Analytics Engineering Levels
Summary
Zach Wilson lays out five levels of analytics engineering maturity in a small, crunchy tweet. The mental model: analytics engineering as a maturity ladder, not a job description — each level represents a fundamentally different relationship between a team and its data.
The five levels:
- L1: Writing queries. SQL, BI tools, light transforms. This is where most teams actually live.
- L2: Modeling analytics data. Dimensional modeling, dbt fundamentals, SCDs, orchestration. The jump from “writing queries” to “building models” is the first real inflection point.

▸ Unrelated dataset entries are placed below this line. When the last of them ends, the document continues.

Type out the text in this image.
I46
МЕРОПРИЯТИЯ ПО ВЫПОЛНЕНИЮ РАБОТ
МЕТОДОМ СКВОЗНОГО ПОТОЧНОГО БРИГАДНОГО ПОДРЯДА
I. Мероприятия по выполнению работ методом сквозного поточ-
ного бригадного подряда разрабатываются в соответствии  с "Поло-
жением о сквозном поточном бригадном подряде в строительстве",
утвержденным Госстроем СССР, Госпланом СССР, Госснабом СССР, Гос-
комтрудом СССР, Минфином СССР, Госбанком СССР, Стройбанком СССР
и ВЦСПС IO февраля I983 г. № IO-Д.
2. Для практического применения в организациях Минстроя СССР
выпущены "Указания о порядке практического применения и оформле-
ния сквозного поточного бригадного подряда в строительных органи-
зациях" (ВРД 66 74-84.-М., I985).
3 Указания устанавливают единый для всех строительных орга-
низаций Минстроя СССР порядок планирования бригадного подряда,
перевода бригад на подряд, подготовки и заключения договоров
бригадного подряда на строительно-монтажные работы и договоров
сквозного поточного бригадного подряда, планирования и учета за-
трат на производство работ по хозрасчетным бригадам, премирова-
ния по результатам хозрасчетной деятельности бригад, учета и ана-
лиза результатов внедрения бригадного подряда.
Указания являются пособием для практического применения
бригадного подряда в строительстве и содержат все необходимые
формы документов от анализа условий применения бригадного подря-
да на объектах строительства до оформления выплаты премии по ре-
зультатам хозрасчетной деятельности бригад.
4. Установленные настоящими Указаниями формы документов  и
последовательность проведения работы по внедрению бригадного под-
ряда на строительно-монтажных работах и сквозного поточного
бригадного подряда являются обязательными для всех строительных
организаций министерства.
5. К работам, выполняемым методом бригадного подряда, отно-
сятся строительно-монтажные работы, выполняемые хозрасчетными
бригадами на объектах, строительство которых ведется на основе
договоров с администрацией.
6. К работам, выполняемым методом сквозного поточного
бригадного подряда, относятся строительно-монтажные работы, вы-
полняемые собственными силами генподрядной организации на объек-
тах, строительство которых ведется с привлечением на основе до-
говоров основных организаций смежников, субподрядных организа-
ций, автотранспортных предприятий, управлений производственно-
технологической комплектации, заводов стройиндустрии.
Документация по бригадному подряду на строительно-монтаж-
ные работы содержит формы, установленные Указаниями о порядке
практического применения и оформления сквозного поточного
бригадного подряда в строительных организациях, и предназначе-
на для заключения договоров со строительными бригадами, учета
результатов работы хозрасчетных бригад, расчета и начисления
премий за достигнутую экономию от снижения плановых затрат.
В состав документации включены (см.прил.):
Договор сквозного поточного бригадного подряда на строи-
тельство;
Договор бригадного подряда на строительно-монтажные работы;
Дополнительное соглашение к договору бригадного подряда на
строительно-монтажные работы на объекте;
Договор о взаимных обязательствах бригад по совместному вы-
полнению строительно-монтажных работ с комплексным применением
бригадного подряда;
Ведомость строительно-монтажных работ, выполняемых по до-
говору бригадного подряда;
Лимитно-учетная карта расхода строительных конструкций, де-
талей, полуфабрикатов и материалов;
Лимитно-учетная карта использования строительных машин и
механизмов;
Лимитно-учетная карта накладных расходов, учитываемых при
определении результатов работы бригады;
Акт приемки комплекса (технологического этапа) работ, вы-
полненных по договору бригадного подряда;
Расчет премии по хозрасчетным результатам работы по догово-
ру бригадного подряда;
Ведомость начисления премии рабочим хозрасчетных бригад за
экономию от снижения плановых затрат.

- L3: Engineering the analytics layer. Staging-to-marts layer architecture, CI for data, data quality testing, reverse ETL. This is where AE becomes a proper engineering discipline.
- L4: Operating at scale. Semantic layers, performance optimization, observability, data contracts, compliance. The concerns shift from “does it work” to “does it work reliably at scale with governance.”
- L5: Analytics as platform. Self-serve analytics, metric APIs, embedded analytics. Data is no longer a service team — it is a platform other teams build on.
The punchline: “Most teams think they are at Level 3. Most are actually stuck between Level 1 and Level 2.”
This maps directly to 06-reference/2026-04-03-data-maturity-processes-tools — Wilson’s levels are a more granular view of the analytics engineering dimension within broader data maturity frameworks. L1-L2 roughly corresponds to “Data Informed,” L3-L4 to “Data Driven,” and L5 to “Data Led” in the framework from 06-reference/2026-04-03-scaling-data-informed-driven-led.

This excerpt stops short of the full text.